What is the difference between a SOCKS proxy and an HTTP proxy?
A SOCKS server is a general purpose proxy server that establishes a TCP connection to another server on behalf of a client, then routes all the traffic back and forth between the client and the server. It works for any kind of network protocol on any port. SOCKS Version 5 adds additional support for security and UDP. The SOCKS server does not interpret the network traffic between client and server in any way, and is often used because clients are behind a firewall and are not permitted to establish TCP connections to servers outside the firewall unless they do it through the SOCKS server. Most web browsers for example can be configured to talk to a web server via a SOCKS server. Because the client must first make a connection to the SOCKS server and tell it the host it wants to connect to, the client must be "SOCKS enabled." On Windows, it is possible to "shim" the TCP stack so that all client software is SOCKS enabled. A free SOCKS shim is available from Hummingbird at http://www.hummingbird.com/products/nc/socks/index.html.

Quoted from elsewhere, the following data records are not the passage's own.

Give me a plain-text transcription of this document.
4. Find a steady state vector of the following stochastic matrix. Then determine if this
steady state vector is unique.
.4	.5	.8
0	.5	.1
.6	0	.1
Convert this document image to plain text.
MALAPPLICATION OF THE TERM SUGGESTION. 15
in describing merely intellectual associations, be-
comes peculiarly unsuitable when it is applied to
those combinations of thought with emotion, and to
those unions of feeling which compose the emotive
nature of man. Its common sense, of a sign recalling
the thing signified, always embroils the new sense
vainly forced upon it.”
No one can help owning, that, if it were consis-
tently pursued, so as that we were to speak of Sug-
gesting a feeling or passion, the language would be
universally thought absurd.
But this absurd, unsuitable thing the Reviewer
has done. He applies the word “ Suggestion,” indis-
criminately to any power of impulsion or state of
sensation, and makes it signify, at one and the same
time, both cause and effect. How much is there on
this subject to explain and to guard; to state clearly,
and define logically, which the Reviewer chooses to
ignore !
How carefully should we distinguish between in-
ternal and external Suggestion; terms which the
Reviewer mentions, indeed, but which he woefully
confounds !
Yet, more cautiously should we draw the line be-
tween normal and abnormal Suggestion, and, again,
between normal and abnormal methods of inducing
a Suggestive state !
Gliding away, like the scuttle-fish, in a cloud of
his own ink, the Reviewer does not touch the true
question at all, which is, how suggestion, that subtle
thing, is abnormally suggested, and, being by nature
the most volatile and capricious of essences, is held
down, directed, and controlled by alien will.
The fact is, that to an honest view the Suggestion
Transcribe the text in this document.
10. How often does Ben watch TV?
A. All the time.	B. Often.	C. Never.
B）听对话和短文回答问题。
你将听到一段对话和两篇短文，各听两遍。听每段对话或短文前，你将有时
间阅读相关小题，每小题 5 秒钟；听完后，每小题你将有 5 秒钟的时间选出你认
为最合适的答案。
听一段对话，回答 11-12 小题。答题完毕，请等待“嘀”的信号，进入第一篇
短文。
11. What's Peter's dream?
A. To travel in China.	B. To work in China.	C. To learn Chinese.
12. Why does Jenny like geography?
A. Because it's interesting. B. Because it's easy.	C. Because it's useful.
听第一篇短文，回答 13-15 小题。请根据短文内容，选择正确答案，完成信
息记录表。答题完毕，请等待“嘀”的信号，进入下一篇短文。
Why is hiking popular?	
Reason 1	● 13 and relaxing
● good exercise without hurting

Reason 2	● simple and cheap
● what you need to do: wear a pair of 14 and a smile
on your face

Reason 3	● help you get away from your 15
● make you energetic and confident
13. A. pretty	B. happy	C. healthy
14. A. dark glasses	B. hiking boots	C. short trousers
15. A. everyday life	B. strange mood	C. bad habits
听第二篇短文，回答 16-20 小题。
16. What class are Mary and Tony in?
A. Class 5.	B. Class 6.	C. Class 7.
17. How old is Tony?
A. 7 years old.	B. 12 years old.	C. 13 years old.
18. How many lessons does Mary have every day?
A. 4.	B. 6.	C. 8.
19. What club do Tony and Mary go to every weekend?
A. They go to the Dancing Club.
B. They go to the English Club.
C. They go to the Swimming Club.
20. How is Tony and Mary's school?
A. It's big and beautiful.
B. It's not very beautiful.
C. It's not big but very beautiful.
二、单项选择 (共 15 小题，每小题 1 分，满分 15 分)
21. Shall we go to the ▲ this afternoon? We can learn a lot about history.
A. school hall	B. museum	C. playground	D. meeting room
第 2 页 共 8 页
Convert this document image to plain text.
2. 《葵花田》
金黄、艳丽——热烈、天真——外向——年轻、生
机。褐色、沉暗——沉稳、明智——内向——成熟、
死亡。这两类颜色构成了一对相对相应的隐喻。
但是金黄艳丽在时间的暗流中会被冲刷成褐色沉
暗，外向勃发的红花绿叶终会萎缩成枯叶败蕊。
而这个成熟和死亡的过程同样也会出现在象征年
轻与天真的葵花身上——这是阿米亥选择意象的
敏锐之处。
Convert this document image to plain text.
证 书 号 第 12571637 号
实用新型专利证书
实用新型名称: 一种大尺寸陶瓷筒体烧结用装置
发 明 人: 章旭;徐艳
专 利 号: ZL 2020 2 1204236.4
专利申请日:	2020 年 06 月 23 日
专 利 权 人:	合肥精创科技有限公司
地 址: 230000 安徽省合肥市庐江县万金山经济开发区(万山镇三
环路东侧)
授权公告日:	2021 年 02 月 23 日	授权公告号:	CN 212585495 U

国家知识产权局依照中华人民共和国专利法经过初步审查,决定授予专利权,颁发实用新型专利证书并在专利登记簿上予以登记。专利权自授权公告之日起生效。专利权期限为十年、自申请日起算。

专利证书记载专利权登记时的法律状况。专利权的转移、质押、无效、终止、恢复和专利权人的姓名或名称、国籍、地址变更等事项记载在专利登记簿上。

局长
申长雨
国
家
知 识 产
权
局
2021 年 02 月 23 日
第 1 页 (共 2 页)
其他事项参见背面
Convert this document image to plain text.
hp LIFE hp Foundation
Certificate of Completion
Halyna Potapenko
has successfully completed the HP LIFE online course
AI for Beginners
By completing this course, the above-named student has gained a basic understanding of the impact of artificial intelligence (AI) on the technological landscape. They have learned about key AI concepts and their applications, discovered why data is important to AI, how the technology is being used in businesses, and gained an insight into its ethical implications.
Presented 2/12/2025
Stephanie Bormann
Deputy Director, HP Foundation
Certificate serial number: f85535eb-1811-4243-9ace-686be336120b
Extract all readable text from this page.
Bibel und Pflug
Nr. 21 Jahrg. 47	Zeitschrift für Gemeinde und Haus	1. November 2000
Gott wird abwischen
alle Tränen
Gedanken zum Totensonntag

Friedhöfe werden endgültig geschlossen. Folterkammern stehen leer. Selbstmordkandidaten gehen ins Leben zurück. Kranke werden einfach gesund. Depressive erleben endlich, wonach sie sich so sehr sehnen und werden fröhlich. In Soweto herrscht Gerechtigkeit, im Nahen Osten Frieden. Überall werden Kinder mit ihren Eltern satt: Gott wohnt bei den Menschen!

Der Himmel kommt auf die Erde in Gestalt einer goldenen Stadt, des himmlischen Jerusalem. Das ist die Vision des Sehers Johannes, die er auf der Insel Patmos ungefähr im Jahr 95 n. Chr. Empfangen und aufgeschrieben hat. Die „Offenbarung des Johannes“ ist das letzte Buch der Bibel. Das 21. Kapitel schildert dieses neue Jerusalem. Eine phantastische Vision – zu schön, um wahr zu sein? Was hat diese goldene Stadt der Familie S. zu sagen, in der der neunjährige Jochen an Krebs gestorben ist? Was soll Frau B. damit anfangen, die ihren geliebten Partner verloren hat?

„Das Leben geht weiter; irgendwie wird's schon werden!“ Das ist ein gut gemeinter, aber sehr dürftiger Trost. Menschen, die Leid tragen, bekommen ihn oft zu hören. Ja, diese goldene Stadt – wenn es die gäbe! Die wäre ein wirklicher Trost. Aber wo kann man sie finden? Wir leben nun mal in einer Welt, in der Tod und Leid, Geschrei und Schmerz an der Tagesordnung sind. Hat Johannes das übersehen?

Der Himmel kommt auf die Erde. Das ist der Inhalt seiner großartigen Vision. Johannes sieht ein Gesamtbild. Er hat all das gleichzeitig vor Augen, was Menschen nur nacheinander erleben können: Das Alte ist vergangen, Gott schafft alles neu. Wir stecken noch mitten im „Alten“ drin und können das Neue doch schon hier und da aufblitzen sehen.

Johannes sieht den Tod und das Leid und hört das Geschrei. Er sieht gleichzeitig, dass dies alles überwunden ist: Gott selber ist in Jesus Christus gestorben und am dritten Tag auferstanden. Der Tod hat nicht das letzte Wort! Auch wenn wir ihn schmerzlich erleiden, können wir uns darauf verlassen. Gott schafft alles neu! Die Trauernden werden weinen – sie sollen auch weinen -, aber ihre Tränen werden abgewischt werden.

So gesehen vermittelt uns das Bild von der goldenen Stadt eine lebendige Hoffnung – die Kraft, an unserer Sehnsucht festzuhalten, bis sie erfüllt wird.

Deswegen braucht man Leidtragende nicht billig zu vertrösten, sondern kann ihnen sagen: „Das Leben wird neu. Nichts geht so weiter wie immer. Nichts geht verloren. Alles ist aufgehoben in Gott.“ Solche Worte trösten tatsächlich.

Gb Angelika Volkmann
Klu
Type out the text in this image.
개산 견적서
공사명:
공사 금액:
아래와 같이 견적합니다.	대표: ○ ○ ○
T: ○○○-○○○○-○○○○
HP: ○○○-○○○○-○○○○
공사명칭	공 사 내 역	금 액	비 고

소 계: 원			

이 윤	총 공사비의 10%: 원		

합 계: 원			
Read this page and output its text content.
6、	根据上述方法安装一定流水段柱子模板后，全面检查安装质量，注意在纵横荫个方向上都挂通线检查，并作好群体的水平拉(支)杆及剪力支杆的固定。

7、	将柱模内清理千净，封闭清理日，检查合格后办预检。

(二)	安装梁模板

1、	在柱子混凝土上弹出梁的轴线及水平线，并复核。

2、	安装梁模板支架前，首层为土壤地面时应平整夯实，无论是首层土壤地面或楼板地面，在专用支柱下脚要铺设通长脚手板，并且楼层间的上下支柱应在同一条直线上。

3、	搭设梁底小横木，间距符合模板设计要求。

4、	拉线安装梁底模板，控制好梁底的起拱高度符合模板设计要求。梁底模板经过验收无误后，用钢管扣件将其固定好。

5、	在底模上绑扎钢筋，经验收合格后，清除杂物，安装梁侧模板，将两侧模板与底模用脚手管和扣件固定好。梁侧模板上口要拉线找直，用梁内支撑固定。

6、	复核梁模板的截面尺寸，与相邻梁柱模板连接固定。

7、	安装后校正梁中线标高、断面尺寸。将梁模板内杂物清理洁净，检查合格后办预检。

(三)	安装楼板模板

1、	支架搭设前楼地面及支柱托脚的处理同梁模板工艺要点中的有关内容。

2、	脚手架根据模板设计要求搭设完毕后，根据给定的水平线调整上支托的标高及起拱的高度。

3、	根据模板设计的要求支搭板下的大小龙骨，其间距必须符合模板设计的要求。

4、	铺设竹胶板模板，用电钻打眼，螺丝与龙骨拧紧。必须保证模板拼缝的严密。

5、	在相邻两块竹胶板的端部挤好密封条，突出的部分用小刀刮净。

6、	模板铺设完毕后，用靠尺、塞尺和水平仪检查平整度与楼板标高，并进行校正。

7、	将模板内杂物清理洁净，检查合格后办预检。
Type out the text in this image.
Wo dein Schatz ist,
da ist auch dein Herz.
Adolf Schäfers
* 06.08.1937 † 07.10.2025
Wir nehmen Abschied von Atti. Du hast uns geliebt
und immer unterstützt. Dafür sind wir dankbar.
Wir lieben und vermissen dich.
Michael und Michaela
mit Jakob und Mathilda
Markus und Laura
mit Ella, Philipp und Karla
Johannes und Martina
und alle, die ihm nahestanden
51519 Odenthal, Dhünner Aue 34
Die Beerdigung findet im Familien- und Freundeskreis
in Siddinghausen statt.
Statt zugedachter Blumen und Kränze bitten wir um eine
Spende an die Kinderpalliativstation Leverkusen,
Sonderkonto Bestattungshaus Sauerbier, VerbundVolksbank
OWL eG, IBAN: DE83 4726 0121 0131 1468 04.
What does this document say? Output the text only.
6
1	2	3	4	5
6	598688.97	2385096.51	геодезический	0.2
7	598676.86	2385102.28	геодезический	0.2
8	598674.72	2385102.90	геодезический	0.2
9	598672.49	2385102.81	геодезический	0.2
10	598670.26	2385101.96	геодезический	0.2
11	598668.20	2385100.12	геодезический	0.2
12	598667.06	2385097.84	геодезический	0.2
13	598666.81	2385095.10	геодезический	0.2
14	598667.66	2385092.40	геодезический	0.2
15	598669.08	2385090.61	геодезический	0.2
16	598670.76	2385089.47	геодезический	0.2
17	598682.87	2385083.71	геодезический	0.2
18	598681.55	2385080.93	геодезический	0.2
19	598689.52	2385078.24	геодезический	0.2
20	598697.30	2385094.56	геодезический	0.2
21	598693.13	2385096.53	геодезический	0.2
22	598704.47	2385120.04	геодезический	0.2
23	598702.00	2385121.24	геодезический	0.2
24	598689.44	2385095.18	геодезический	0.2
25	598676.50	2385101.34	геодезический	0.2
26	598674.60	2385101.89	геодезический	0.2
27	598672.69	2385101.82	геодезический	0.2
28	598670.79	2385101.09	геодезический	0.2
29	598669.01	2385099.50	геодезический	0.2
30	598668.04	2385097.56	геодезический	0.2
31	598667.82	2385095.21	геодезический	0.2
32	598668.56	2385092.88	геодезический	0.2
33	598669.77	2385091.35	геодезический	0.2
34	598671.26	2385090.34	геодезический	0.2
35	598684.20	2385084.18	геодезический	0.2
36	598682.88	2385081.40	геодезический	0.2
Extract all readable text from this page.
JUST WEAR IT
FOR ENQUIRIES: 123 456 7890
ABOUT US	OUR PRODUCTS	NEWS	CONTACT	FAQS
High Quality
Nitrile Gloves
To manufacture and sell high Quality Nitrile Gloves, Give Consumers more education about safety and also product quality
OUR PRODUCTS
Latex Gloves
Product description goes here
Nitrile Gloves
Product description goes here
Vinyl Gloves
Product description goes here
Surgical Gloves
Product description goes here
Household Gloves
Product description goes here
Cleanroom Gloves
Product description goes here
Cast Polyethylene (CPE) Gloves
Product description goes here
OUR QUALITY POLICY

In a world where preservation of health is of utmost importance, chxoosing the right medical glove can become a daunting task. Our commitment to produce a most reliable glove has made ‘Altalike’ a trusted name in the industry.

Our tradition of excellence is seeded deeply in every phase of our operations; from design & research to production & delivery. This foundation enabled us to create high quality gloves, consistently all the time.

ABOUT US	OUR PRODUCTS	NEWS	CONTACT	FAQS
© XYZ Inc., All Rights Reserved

An HTTP proxy is similar, and may be used for the same purpose when clients are behind a firewall and are prevented from making outgoing TCP connections to servers outside the firewall. However, unlike the SOCKS server, an HTTP proxy does understand and interpret the network traffic that passes between the client and downstream server, namely the HTTP protocol. Because of this the HTTP proxy can ONLY be used to handle HTTP traffic, but it can be very smart about how it does it. In particular, it can recognize often repeated requests and cache the replies to improve performance. Many ISPs use HTTP proxies regardless of how the browser is configured because they simply route all traffic on port 80 through the proxy server.